Mannigfaltig ist ihre Schuld und ihr Schicksal; mannigfaltig sind die Wege, die sie hierhergeführt; allen gemeinsam aber ist der dumpfe Gram, der ihre Tage verbittert und der sie allmählich stumpf macht gegen das Aussenleben, der allmählich auch ihre Sehnsucht, wieder hinauszufliegen, erdrückt, und erst mit dieser Sehnsucht matter und matter wird.

Die meisten der Herren sind schon längere Zeit da. Man unterscheidet sie leicht von den übrigen Bewohnern der Anstalt. Sie tragen einen Zug schmerzlicher Resignation im Gesicht, und ihre Augen blicken auf ein vergangenes Leben.

Hier und da gemahnen noch Gang und Gebärde an die frühere gesellschaftliche Stellung. Sonst kommt sie selten zum Vorschein. Besonders nicht in der Kleidung. Wenn beim Essen ein Tropfen Suppe oder Bratensaft auf den Rock fällt – nun, so schadet das nichts. Gereinigt wird er deswegen doch nicht. Für wen auch?

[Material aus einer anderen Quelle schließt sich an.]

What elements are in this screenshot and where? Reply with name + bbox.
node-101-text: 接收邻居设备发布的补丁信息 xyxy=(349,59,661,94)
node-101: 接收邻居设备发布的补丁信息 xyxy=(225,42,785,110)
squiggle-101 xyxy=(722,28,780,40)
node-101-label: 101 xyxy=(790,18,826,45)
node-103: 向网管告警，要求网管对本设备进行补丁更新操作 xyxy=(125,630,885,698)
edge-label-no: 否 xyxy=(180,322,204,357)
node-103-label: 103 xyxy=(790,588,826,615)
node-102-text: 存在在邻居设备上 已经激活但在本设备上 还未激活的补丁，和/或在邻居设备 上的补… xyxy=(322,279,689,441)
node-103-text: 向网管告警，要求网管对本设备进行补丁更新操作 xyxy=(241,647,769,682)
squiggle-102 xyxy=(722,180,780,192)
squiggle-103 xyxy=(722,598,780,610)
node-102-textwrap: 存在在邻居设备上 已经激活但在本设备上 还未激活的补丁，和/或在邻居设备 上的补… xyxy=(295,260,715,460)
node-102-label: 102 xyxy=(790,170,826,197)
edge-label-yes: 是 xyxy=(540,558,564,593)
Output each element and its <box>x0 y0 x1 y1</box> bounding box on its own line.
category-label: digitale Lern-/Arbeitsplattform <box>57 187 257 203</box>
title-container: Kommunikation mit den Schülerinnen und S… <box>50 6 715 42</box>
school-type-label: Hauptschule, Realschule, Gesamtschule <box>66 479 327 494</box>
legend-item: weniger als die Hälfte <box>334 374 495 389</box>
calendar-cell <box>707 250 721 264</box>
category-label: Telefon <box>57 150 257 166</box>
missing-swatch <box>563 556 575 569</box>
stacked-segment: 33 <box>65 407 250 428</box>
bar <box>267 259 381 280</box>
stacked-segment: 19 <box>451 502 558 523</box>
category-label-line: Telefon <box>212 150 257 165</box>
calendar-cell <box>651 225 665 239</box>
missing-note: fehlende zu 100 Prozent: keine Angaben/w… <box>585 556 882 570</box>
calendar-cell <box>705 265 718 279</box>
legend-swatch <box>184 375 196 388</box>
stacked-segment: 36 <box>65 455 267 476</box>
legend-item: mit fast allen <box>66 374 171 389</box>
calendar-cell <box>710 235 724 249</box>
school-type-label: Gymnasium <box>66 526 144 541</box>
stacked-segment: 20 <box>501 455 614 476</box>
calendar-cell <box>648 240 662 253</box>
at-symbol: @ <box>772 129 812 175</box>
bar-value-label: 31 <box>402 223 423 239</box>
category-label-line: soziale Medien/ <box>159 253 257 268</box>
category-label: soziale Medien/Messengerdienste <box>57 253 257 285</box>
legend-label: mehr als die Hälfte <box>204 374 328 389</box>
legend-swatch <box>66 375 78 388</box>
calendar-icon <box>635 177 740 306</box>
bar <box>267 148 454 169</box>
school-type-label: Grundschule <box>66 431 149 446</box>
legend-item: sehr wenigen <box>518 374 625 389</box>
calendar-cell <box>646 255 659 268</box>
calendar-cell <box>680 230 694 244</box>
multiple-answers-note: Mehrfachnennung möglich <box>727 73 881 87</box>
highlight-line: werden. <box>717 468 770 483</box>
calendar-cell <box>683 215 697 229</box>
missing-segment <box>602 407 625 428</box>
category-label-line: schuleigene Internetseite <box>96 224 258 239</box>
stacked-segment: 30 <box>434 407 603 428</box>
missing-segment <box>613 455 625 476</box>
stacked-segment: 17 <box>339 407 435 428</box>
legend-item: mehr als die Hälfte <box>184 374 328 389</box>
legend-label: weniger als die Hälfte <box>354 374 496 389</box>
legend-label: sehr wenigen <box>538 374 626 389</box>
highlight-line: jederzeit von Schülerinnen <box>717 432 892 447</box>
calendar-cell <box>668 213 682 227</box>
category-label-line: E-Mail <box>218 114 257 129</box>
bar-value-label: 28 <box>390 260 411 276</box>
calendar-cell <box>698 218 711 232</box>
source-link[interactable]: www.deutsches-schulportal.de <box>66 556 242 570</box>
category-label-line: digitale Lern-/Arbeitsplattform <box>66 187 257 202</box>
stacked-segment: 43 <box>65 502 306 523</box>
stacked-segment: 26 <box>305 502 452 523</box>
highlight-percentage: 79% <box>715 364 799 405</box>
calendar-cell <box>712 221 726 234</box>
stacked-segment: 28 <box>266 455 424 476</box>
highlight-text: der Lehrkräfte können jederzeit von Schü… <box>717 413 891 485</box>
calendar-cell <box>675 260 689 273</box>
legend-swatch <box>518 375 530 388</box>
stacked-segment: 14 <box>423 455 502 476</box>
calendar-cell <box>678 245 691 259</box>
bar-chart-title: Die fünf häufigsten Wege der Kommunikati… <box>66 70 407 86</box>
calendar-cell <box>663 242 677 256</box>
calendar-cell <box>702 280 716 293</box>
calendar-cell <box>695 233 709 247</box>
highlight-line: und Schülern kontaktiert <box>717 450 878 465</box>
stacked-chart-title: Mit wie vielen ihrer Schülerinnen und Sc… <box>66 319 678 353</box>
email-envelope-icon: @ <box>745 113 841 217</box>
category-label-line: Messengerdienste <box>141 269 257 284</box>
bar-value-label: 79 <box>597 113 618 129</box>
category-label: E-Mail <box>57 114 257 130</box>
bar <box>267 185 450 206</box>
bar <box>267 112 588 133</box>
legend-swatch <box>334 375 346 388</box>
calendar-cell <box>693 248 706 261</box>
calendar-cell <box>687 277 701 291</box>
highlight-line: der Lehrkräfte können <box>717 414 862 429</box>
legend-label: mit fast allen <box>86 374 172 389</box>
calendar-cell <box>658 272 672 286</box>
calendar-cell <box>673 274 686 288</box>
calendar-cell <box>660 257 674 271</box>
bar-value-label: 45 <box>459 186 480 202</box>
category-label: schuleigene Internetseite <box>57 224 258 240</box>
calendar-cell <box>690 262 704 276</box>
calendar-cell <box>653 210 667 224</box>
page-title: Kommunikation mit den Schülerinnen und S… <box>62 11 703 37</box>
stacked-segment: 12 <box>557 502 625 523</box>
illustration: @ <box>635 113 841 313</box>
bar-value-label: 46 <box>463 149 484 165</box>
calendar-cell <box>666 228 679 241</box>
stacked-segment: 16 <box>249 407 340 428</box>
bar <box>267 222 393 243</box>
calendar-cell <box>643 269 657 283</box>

Untereinander hat man sich gegenseitig nichts vorzuwerfen und ausser der alten Dame, welche die Wirtschaft führt, und ihren beiden Dienstmädchen ist kein weibliches Wesen für sie vorhanden. In die Stadt zu gehen ist ihnen auch nicht erlaubt, weil es zum Teil der Alkohol war, der sie hierhergebracht.

Da ist der Hauptmann und Oberamtmann a. D. von Wegeler, der ein tüchtiger, pflichttreuer Beamter war, bis ihm sein junges Weib im ersten Kindbett starb. Von da ab hatte er keinen Sinn mehr für seine Akten gehabt und vom frühen Morgen an bei der Flasche gesessen. Man schonte ihn so lange als möglich; eines Tages aber war er schwer betrunken an das offene Grab eines alten Soldaten getreten, um ihm nach dem Geistlichen als Vorsitzender des Kriegervereins ebenfalls einige Worte nachzurufen. Hin und her taumelnd hatte er einige unzusammenhängende Sätze hervorgestossen, bis er endlich gänzlich das Gleichgewicht verloren hatte und auf den blumengeschmückten Sarg gefallen war. Es hatte einen dumpfen Schall gegeben, der oben einen entrüsteten Widerhall fand und laut genug war, um bis zum Minister zu dringen. Er hat nachdem nicht mehr amtiert und trug sein Weh in die stillen Räume der Anstalt. Vom Trunk liess er bald; auch die Wunden, die ihm der Tod seiner Frau geschlagen, vernarbten in der alles heilenden Zeit. Dafür überkam ihn aber die Energielosigkeit eines Lebens, dem jeder Sporn fehlt, die Resignation eines Lebens, das sich selber verloren giebt.

Sein Zimmergenosse, ein kleiner, pommerscher Pastor, der wie eine Karikatur aus dem vorigen Jahrhundert aussieht und eine verbitterte, boshafte Zunge hat, bedurfte keines so jähen Anstosses, um ein Trinker zu werden. Fünfundzwanzig Jahre in einem elenden Dorfe, ganz einsam, ohne Verkehr, ohne Bücher und geistige Anregung hatten ihn ganz allmählich dazu gemacht. Die Bauern hatten oft Gelegenheit gehabt, einen Betrunkenen auf der Kanzel zu sehen, bis sich das hohe Konsistorium hineinmischte, und er abgesetzt wurde.